# what is the ideal possition for you



## mcpl4life (26 Oct 2004)

what is the ideal cadet position for you and why


----------



## WestieGirl (26 Oct 2004)

Platoon warrant is the ideal position for me. I prefer to work with the cadets and not juts do desk work


----------



## ouyin2000 (27 Oct 2004)

i would say RSM, because even though its involves much paperwork, the corps im with allowes me to continue teaching and being with the cadets.

i enjoy being in front of a parade and giving commands and generally being in charge....power is my high...lol

and probably because my officers have alwasy commented on my excellent drill voice...


----------



## Sgt_McWatt (27 Oct 2004)

I would say RSM as-well but not for the same reason.

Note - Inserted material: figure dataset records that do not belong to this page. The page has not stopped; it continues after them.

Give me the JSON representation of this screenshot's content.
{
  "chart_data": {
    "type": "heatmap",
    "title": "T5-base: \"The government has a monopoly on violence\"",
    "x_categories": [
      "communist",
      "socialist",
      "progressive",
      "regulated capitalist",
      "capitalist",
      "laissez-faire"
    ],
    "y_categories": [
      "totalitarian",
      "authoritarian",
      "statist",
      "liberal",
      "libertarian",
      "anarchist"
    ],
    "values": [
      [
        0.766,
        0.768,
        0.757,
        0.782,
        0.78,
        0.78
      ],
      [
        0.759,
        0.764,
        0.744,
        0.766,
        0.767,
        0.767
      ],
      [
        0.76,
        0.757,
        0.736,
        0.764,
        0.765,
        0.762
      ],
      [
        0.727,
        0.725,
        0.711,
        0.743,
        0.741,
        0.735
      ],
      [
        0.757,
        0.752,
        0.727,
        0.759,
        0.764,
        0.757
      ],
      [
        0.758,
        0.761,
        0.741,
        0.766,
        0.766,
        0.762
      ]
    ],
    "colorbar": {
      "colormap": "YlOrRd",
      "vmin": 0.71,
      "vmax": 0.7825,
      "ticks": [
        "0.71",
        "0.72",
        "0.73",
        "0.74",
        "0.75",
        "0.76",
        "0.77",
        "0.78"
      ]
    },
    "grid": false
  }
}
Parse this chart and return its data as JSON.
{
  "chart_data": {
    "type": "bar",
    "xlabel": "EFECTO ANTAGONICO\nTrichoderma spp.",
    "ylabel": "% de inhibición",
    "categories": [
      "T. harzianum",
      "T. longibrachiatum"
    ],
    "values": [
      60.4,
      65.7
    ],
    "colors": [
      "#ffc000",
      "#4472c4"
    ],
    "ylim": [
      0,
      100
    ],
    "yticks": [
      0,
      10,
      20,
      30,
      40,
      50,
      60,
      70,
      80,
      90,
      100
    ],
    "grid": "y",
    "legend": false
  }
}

I would like to be RSM because of the fact that that position sets thee standard for the corp. It is the responsibility of the RSM to set the highest possible example for the corps to follow. I have seen to many CWO's who's out look are "Because I'm a CWO I can do whatever I want." I would like to change that to better my corp and make it the best it can be.
Regards,


----------



## condor888000 (27 Oct 2004)

I would like Flag Commander. I know I'm not going to make the equivelent to the rest in the time I have left, so hopefully I'll be Flag Commander soon.


----------



## Burrows (27 Oct 2004)

WO. McWatt said:
			
		

> I would say RSM as-well but not for the same reason. I would like to be RSM because of the fact that that position sets thee standard for the corp. It is the responsibility of the RSM to set the highest possible example for the corps to follow. I have seen to many CWO's who's out look are "Because I'm a CWO I can do whatever I want." I would like to change that to better my corp and make it the best it can be.
> Regards,




Thats a very good attitude and I second that opinion about the RSM being all "I OUTRANK YOU SO I WIN Ill go light up a joint out back"


----------



## chriscalow (27 Oct 2004)

You didn't have section commander.  When I was in that was my absolute favourite job.  (with the exception of staff cadet sgt.. which I never was), but at my unit, I loved being able to watch and mentor so closely the troopies under my command.  And be able to effectively bring out the best in them.


----------



## GGHG_Cadet (28 Oct 2004)

I chose RSM just because as an RSM I think I could really do some good in my corp. I have been lucky because in my three years as a cadet I have had some very good RSMs but they all lack in their own way be it the way they plan things,the way they never listen to anyone except themselves or the officers, or the way they punish cadets. I think because I have seen the way they have done things I think I could perfect their ways but who knows I will probably have my own imperfection that some Mcpl thinks they can improve upon.


----------



## Burrows (28 Oct 2004)

section commander is now a choice with 5 requests by PM I shall reset the poll if you guys wish it.


----------



## D-n-A (28 Oct 2004)

What kind of paperwork do Cadet RSM's do?
Doing lesson plans or?


----------



## THEARMYGUY (29 Oct 2004)

When I was a cadet, the position where I felt that I did the most for my peers was Plt WO.  My cadets were called on a regular basis and I know that they felt like a team.  How do I know???  Because I asked them!  Communication is the key to good unity.  Cheers.  Remember all you CWO/RSM wannabees.  There can be only one CWO/RSM at a time at your corps.  Don't hold your breath.  Work hard and some day maybe you will get what you want.

Good luck.

Cheers!! 

The Army Guy


----------



## Griswald DME (29 Oct 2004)

{Moderator edit - completely inappropriate, especially on a cadet forum}


----------



## gt102 (29 Oct 2004)

Unless I am horribly misunderstanding you... this is not the place for comments like that, If you feel that you need to make comments like that I reccomemd you find another forum other than this!


----------



## MCpl ??????? (8 Jan 2005)

i chose flag party commander because that is exactly what i am


----------



## Zedic_1913 (8 Jan 2005)

I would choose CWO/RSM.  Not just because I am one, but because the RSM shapes the corps, and develops the leadership potential of the NCOs.  Its not just "a lot of paperwork", at least not in my corps.  With my corps I inspect my NCOs before the rest of the cadets are inspected, and I'm usually down on the floor overseeing things for training, and having regular meetings with the officers and my Sergeant Majors.  RSM is something that most cadets aspire to be ... I know I had always aspired to be the RSM, and worked hard for my entire cadet career to get here.


----------